Blog: Six issues for increased preparedness

Increased preparedness is currently high on the agenda, which no one can have missed. For people in the industry, the topic is of course always relevant. Jonas Wiklund, head of Advisory at Coromatic, shares his thoughts on some current issues.

So how should you think? Is the current situation in the outside world such that there is reason to increase the general security of mission-critical infrastructure? The sad answer is that “it depends”. That is, it depends on how often you analyze the current situation and work on your security and continuity.

Awareness is the first step

Hopefully, you already have a pretty good understanding of the risks and vulnerabilities that exist at an overall level. Awareness is a good first step, but it should also lead to concrete actions. Dare to prioritize and make sure that the action plan is clear. Always assign responsibility, budget, and deadline to make it happen.

The big picture is important

However, it is easy to get caught up in detailed thinking about certain risks or specific technical solutions, but I urge you to think about the big picture more often. Sometimes it is good to turn the question around and not start from the risk and vulnerability perspective, but rather from your business goals, supporting processes and ultimately the resources that you depend on to succeed.

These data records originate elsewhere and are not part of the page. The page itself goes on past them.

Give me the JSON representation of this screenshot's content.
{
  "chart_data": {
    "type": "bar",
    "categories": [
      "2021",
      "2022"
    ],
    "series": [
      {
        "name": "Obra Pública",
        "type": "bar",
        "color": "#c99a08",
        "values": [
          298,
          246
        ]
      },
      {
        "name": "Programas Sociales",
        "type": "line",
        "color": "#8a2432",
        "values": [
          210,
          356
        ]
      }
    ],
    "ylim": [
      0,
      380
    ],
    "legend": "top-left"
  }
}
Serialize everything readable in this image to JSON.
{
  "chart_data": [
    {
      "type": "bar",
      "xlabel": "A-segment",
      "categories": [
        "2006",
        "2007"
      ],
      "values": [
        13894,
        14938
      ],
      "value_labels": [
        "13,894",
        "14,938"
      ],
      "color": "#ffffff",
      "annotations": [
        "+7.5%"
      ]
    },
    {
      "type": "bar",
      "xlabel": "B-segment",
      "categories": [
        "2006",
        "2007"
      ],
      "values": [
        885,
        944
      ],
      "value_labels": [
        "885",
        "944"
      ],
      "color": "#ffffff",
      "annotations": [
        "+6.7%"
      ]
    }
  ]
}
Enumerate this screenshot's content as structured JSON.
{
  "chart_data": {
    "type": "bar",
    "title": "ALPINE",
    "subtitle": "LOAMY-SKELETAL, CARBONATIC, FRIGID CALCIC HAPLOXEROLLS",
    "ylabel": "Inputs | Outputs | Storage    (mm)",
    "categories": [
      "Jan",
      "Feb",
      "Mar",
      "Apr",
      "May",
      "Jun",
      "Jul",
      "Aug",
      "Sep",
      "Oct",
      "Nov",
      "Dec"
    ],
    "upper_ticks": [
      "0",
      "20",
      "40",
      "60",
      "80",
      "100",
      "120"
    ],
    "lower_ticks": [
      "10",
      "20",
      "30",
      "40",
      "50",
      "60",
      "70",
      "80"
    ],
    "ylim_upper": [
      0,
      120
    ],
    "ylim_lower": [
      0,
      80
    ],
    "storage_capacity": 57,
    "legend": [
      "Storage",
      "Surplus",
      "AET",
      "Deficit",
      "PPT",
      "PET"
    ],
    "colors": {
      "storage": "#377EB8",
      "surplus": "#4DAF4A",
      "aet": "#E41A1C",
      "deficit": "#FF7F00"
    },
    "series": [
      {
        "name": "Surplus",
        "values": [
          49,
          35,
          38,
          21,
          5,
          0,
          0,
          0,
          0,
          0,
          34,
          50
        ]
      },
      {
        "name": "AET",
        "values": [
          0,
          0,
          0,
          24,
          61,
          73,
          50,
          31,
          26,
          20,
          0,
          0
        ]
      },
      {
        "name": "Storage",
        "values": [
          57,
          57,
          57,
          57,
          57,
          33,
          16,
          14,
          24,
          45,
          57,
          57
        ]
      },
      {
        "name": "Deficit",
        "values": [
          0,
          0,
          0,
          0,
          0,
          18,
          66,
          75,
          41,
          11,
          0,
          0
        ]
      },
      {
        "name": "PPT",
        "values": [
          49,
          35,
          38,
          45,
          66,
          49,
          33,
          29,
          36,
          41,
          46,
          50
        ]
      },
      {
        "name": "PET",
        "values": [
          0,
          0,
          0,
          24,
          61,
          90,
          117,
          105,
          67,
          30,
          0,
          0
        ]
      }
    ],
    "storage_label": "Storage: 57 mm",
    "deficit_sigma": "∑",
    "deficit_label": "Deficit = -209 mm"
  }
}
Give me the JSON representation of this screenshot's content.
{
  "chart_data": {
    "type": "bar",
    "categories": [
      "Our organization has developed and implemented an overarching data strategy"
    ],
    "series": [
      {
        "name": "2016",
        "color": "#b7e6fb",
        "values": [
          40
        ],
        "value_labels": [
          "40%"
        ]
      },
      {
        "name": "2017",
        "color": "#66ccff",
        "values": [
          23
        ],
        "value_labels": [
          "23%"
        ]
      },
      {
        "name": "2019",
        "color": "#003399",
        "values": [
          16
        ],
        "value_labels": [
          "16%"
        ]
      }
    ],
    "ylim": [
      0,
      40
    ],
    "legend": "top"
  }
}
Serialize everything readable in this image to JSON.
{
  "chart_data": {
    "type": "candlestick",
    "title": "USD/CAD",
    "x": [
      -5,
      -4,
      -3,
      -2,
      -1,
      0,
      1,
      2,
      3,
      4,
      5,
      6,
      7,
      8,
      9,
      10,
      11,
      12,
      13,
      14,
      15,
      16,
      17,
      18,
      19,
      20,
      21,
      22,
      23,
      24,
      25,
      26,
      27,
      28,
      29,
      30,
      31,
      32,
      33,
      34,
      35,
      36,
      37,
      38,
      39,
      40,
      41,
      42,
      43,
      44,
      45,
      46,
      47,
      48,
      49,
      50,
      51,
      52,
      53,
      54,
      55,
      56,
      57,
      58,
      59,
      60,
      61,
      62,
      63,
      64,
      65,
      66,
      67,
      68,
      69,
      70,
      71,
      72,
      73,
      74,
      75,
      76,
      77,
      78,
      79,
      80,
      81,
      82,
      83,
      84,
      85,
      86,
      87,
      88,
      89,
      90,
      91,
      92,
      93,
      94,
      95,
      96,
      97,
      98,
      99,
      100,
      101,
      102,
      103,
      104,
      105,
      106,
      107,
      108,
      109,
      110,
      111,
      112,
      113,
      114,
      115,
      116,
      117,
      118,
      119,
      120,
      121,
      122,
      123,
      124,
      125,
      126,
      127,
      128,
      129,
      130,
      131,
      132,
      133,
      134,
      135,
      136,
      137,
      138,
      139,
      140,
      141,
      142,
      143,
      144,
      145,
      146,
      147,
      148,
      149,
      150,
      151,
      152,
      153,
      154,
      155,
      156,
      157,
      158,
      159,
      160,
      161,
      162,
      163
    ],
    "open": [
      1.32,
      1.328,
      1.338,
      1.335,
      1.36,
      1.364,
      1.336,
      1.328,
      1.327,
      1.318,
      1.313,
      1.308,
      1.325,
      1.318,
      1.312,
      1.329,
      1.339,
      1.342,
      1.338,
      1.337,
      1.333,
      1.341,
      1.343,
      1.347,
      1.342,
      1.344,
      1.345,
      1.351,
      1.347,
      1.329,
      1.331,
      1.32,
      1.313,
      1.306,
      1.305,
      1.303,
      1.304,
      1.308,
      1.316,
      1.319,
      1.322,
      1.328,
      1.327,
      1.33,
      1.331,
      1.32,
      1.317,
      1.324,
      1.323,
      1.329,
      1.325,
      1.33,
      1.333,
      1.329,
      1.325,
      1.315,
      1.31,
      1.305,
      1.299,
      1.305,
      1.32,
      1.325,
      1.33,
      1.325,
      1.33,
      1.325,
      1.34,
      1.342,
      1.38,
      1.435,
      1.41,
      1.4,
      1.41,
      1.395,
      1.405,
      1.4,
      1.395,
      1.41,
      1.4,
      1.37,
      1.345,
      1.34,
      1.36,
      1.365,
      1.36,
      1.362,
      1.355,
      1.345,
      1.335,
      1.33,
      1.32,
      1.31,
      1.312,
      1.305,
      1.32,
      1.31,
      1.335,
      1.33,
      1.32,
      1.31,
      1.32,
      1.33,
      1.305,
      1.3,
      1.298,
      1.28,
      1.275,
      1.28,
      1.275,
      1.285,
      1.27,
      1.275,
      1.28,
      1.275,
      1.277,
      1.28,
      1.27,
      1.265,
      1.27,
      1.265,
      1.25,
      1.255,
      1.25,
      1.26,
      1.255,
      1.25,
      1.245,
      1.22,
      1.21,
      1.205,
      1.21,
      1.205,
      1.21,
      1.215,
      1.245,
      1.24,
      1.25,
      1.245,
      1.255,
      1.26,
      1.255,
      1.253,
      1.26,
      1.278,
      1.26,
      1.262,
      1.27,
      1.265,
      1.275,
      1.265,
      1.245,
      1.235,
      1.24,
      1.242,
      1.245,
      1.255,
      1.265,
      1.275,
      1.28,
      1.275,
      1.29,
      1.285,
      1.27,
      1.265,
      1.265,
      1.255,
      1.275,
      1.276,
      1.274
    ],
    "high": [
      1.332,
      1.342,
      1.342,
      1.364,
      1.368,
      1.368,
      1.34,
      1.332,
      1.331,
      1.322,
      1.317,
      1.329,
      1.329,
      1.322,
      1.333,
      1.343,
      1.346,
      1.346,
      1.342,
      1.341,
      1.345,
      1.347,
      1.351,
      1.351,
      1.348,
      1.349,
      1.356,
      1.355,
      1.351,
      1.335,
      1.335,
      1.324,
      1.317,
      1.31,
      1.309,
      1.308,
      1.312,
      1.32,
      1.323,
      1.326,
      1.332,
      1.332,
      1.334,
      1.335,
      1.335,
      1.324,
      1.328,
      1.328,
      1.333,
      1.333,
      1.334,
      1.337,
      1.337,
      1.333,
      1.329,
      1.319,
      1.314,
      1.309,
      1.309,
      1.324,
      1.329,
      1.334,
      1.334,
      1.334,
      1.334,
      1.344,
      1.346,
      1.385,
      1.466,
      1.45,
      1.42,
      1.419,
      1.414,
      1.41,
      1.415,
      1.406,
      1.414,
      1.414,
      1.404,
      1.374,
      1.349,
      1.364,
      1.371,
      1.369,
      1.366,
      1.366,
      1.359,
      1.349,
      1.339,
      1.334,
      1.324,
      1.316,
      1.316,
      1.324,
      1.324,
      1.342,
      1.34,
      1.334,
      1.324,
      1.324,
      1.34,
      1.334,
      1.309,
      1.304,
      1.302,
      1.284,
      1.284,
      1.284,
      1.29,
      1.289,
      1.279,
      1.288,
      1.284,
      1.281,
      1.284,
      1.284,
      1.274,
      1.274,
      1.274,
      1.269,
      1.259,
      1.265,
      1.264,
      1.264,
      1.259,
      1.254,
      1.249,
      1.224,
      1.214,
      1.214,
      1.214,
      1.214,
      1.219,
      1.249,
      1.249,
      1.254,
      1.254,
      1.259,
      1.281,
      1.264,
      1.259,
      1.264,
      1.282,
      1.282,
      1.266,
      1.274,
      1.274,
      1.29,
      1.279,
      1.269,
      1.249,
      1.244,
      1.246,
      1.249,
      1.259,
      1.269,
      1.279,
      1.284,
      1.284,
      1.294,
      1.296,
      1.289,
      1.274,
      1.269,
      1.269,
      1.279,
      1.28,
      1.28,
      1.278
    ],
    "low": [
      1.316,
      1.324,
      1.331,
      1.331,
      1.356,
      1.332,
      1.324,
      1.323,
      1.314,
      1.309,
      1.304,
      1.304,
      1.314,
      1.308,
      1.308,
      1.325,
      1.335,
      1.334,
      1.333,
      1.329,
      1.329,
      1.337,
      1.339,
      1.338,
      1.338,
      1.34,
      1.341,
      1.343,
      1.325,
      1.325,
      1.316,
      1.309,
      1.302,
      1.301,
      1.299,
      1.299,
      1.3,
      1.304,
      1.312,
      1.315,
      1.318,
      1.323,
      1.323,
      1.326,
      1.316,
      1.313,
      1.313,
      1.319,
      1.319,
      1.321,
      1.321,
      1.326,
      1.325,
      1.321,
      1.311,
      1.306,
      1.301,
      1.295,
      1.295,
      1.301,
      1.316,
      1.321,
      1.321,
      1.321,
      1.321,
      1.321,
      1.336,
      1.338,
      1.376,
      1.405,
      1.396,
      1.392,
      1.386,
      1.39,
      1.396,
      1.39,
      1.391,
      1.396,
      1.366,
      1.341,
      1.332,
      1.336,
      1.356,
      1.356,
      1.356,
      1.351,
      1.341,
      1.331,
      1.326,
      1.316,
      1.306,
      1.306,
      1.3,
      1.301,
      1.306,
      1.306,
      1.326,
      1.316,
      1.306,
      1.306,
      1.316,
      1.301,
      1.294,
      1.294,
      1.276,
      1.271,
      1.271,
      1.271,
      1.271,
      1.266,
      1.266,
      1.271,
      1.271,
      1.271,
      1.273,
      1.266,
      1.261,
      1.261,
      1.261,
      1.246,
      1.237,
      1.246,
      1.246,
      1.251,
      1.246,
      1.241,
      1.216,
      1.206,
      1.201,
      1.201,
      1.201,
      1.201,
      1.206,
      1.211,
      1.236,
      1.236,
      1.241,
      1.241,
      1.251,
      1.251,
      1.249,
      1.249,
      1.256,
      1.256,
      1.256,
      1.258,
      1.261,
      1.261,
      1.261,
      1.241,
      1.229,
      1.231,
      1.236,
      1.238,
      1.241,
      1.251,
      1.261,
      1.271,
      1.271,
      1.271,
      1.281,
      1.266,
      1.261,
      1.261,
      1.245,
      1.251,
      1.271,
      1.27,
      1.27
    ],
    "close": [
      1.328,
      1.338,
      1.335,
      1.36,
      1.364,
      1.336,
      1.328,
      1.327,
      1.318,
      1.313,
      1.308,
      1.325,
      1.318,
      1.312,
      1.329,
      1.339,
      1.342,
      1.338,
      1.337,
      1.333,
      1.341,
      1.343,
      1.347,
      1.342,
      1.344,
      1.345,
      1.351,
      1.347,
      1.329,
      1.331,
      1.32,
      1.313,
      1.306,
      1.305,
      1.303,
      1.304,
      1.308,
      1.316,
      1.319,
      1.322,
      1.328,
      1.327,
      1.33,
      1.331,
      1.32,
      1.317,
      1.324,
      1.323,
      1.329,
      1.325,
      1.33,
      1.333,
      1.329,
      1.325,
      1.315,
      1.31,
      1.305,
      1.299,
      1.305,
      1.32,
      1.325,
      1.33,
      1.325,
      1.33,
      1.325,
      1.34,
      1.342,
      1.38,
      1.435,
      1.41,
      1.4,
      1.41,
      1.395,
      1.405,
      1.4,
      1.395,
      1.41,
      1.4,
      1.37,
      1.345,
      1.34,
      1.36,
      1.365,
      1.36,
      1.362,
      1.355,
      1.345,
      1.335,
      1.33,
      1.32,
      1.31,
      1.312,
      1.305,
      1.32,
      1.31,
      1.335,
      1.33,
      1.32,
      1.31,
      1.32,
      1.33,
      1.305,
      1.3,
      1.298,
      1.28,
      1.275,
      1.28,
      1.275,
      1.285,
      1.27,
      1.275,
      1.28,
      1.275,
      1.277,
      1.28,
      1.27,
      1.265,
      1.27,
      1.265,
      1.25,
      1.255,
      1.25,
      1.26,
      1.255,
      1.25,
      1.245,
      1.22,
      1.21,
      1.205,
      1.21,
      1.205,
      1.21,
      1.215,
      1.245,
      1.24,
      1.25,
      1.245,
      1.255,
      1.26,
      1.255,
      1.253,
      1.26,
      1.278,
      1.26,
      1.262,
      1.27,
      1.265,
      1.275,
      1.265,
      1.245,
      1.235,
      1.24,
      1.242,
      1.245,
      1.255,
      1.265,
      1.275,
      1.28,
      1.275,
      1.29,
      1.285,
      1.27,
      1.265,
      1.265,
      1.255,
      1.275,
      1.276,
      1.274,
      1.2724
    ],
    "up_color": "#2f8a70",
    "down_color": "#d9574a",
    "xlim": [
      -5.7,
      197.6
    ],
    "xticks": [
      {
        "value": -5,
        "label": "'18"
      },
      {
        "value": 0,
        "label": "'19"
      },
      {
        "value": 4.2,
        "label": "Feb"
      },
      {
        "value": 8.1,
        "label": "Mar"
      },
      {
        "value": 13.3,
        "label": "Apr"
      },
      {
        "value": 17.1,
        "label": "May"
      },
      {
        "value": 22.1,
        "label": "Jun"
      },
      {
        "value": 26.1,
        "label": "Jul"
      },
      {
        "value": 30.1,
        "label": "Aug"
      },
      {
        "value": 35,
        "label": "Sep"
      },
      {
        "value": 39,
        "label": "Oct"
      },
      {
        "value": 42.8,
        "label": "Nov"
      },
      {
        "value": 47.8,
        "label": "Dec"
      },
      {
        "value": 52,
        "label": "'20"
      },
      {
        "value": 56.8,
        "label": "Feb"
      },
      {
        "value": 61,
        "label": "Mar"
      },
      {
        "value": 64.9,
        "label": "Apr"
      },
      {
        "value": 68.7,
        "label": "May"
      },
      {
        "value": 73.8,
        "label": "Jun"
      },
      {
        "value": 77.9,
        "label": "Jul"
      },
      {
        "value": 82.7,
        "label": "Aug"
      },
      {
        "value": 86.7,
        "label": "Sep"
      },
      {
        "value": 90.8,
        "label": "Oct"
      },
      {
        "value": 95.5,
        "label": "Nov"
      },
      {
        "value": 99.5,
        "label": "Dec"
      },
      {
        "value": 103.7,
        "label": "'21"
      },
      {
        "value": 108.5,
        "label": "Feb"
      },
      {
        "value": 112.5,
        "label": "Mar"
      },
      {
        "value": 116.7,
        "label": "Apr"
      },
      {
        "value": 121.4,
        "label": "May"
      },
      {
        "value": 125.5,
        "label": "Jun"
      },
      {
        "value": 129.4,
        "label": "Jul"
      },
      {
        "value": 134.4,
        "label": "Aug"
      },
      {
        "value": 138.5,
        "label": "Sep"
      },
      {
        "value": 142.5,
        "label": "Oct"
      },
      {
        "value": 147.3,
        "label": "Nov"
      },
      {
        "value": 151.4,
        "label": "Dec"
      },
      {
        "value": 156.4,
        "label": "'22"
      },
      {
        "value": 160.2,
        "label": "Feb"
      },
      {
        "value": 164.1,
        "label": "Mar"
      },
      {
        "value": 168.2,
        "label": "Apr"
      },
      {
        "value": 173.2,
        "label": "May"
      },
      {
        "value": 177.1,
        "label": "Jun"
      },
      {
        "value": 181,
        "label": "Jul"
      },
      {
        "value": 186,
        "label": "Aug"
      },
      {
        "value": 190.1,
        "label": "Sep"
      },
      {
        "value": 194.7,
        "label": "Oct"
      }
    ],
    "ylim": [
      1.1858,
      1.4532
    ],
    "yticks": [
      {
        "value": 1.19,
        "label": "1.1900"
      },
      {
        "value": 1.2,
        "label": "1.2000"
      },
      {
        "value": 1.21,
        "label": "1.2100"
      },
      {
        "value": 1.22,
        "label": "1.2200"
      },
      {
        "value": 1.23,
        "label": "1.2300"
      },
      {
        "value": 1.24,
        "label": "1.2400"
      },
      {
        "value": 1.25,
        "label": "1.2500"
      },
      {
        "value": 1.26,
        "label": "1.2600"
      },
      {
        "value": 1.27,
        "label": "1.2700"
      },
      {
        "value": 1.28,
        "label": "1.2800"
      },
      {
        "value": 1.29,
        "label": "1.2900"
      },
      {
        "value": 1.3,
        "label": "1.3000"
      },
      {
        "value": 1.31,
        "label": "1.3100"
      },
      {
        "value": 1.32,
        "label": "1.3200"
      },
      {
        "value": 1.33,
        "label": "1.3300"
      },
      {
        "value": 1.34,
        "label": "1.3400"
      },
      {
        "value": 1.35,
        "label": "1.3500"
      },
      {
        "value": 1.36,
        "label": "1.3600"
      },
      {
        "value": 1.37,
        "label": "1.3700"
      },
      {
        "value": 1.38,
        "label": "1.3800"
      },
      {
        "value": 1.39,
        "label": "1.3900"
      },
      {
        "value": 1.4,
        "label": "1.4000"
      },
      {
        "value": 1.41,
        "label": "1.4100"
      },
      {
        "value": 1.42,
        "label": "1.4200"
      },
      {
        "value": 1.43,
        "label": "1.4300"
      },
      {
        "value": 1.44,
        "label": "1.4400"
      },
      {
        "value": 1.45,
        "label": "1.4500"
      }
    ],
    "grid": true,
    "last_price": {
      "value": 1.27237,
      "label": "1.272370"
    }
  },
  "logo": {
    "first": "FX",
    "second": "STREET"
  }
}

Six quick tips for increased preparedness

The above is always good to keep in mind, but right now there is of course a lot that does not feel or work as usual for many businesses. Not least, there are reports of increased risk of sabotage and other attempts to affect Sweden and businesses here. Therefore, I am sending you some general questions to help you think more holistically:

  1. How long can operations survive if the most critical infrastructure is down and what are the consequences? Get a consequential thinking in the organization.
  2. What resources do we depend on, and how do we ensure continuity? Make sure to create an awareness of critical resources and what alternatives are available.
  3. Do we have a good overview of where vulnerabilities exist in our critical infrastructure, e.g. power, cooling, communication? Consider not only the design and construction, but also the condition of the equipment.
  4. Are we properly dimensioned? Do we have excess capacity if needed? Which functions depend on backup power and how long can it run?
  5. Is the perimeter protection around our key resources sufficient and is access restricted? Inventory access cards and keys while you are at it.
  6. Do we have a good security culture? This includes many things, but perhaps most simply, are we alert to anomalous events? Are there people who have started to move around outside the premises who are not usually there or have a behavior that feels suspicious? Make sure to establish a routine in the organization to report all deviations to the security department. Better one time too many than too few.


Finally, not everything is equally important, so dare to make considerations and priorities in preventive security and continuity work. Feel free to get help from outside experts to make the priorities!

Of course, we would all like the world around us to be more peaceful and secure right now, but we still need to deal with reality as it is. That is why it is really the right time to take stock and act, and probably now easier than ever to get the rest of the organization involved in the planning.

Remember not to see security work as a one-off. It is a continuous effort to maintain the desired level of security.